Viele Menschen gedachten vor rund einer Woche der Unfallopfer. Darunter auch Mitglieder der Schulgemeinde der Carl-Orff-Grundschule, aber auch Angehörige und Freunde.

Avin (10) und Luis (25) starben, nachdem ein 20-Jähriger in eine Schülergruppe gefahren war. Mitschüler mussten die Tragödie mit ansehen.

Vier Wochen sind seit dem schrecklichen Verkehrsunfall in Hürth vergangen. Die Blumen, die unweit der Unfallstelle an der Frechener Straße abgelegt wurden, sind längst verwelkt.
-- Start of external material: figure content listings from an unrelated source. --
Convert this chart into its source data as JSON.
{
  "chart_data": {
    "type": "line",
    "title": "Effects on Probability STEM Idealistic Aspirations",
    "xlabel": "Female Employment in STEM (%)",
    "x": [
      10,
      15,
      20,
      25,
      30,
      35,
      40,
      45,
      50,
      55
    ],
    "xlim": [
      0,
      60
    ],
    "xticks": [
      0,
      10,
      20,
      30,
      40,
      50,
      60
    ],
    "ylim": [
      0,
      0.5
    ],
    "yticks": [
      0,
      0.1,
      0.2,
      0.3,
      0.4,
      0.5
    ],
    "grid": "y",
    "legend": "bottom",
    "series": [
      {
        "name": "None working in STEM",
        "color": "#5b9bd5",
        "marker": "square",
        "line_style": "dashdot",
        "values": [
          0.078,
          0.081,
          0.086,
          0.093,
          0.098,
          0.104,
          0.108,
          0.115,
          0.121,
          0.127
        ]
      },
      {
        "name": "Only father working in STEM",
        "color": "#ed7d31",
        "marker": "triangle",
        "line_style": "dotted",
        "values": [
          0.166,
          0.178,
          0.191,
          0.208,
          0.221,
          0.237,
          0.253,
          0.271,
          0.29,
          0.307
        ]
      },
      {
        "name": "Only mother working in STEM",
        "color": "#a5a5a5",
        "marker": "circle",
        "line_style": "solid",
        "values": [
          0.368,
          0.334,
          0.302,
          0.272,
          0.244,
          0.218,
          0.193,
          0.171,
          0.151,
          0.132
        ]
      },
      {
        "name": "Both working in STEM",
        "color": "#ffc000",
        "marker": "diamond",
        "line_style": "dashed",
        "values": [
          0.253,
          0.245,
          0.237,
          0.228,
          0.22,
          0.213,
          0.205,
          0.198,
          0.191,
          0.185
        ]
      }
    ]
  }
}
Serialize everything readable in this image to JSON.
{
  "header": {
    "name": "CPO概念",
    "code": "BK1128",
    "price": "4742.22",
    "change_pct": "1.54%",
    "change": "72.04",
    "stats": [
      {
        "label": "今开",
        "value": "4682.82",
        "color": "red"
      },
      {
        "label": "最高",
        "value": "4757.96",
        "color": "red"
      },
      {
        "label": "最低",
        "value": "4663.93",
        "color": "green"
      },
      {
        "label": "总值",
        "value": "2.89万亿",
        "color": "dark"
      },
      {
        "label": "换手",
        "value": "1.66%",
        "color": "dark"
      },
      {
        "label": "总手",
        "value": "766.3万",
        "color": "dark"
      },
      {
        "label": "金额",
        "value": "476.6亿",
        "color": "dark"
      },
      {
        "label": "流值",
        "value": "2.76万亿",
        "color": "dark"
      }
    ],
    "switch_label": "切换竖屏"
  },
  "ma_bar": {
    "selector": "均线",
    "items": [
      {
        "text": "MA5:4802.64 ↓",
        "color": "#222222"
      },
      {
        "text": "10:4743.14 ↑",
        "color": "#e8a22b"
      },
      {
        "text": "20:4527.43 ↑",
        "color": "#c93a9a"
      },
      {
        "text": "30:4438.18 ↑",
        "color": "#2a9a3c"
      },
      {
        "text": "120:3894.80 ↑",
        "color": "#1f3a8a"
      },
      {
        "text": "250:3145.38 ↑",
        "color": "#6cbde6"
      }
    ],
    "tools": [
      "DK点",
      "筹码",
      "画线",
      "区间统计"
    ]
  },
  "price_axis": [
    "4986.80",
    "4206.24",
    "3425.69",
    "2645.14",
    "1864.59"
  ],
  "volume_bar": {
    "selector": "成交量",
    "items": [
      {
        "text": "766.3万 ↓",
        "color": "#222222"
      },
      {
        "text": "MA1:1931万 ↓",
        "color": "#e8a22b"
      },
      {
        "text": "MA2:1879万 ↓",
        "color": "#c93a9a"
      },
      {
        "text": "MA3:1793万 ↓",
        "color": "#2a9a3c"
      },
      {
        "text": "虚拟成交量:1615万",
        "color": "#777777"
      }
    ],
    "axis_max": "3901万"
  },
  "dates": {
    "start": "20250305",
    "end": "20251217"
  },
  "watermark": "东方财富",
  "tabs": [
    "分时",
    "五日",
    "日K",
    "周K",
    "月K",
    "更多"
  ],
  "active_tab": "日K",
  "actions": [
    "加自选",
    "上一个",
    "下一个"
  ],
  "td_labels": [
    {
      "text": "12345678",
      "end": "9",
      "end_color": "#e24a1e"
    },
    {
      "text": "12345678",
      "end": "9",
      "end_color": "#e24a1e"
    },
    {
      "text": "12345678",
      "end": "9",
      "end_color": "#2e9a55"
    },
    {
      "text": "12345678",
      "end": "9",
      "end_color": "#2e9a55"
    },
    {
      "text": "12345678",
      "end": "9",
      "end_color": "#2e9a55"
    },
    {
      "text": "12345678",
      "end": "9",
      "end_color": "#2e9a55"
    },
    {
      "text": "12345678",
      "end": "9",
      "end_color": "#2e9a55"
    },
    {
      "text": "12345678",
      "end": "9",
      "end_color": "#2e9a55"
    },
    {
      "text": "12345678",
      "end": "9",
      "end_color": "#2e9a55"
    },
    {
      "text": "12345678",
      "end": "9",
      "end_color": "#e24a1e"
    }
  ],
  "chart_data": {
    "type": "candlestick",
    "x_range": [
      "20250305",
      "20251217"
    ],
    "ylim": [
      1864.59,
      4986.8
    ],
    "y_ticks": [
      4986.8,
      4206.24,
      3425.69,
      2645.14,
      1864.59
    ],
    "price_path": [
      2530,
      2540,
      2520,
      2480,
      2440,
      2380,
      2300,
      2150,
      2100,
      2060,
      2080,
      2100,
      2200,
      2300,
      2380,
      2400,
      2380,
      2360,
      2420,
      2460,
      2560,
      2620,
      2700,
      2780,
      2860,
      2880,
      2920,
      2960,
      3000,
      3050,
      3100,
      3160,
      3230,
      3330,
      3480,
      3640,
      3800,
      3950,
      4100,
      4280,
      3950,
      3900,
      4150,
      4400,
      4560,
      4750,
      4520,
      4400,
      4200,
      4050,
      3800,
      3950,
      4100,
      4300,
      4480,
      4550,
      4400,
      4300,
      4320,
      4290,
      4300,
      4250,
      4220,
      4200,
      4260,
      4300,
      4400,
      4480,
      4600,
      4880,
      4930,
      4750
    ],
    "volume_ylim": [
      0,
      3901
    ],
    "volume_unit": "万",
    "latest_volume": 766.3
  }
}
Doch immer noch erinnern zahlreiche Kerzen und Kuscheltiere daran, dass dort am 4. Juni zwei Leben viel zu früh endeten. Avin (10) und Luis (25) starben, nachdem ein 20-Jähriger trotz roter Ampel in eine Schülergruppe gefahren war.

Die Erinnerung an die beiden Getöteten wird so schnell nicht verblassen. Und diejenigen, die mitansehen mussten, wie der BMW mit offenbar überhöhter Geschwindigkeit die Kinder und ihre Begleiter erfasste und wie es Luis noch gelang, mehrere der Viertklässler auf den Bürgersteig zurückzudrängen, bevor er selbst von dem Wagen erfasst wurde, werden diese Bilder so schnell nicht vergessen – wenn sie es überhaupt jemals tun.

Mit einer unserer speziellen Krisenbeauftragten war ich nach dem schlimmen Unfall auch an der betroffenen Schule in Hürth
Annette Greiner

Um diese Erfahrung zu verarbeiten, sind professionelle Hilfe, Feingefühl und Einfühlungsvermögen gefragt. Dafür gibt es den Schulpsychologischen Dienst des Rhein-Erft-Kreises. In enger Abstimmung mit der Polizei, der akutversorgenden Notfallseelsorge und der Schulleitung unterstützen die Mitarbeitenden die Schulen in solchen Akutsituation – auch die Carl-Orff-Grundschule in Hürth. Deren Schülerinnen und Schüler wurden Opfer des Unfalls.

„Wir beraten bei solchen extremen Geschehnissen die Schulleitung und das schulinterne Krisenteam, damit die Schüler, Eltern und Lehrer Hilfe und Begleitung bekommen“, sagt Annette Greiner (58). Sie ist Diplompsychologin und leitet seit drei Jahren die schulpsychologische Beratungsstelle des Rhein-Erft-Kreises mit ihren beiden Niederlassungen in Brühl und Bergheim.

Annette Greiner leitet die beiden Niederlassungen für den nördlichen und südlichen Rhein-Erft-Kreis der schulpsychologischen Beratungsstelle in Bergheim und Brühl.

Annette Greiner leitet die beiden Niederlassungen für den nördlichen und südlichen Rhein-Erft-Kreis der schulpsychologischen Beratungsstelle in Bergheim und Brühl.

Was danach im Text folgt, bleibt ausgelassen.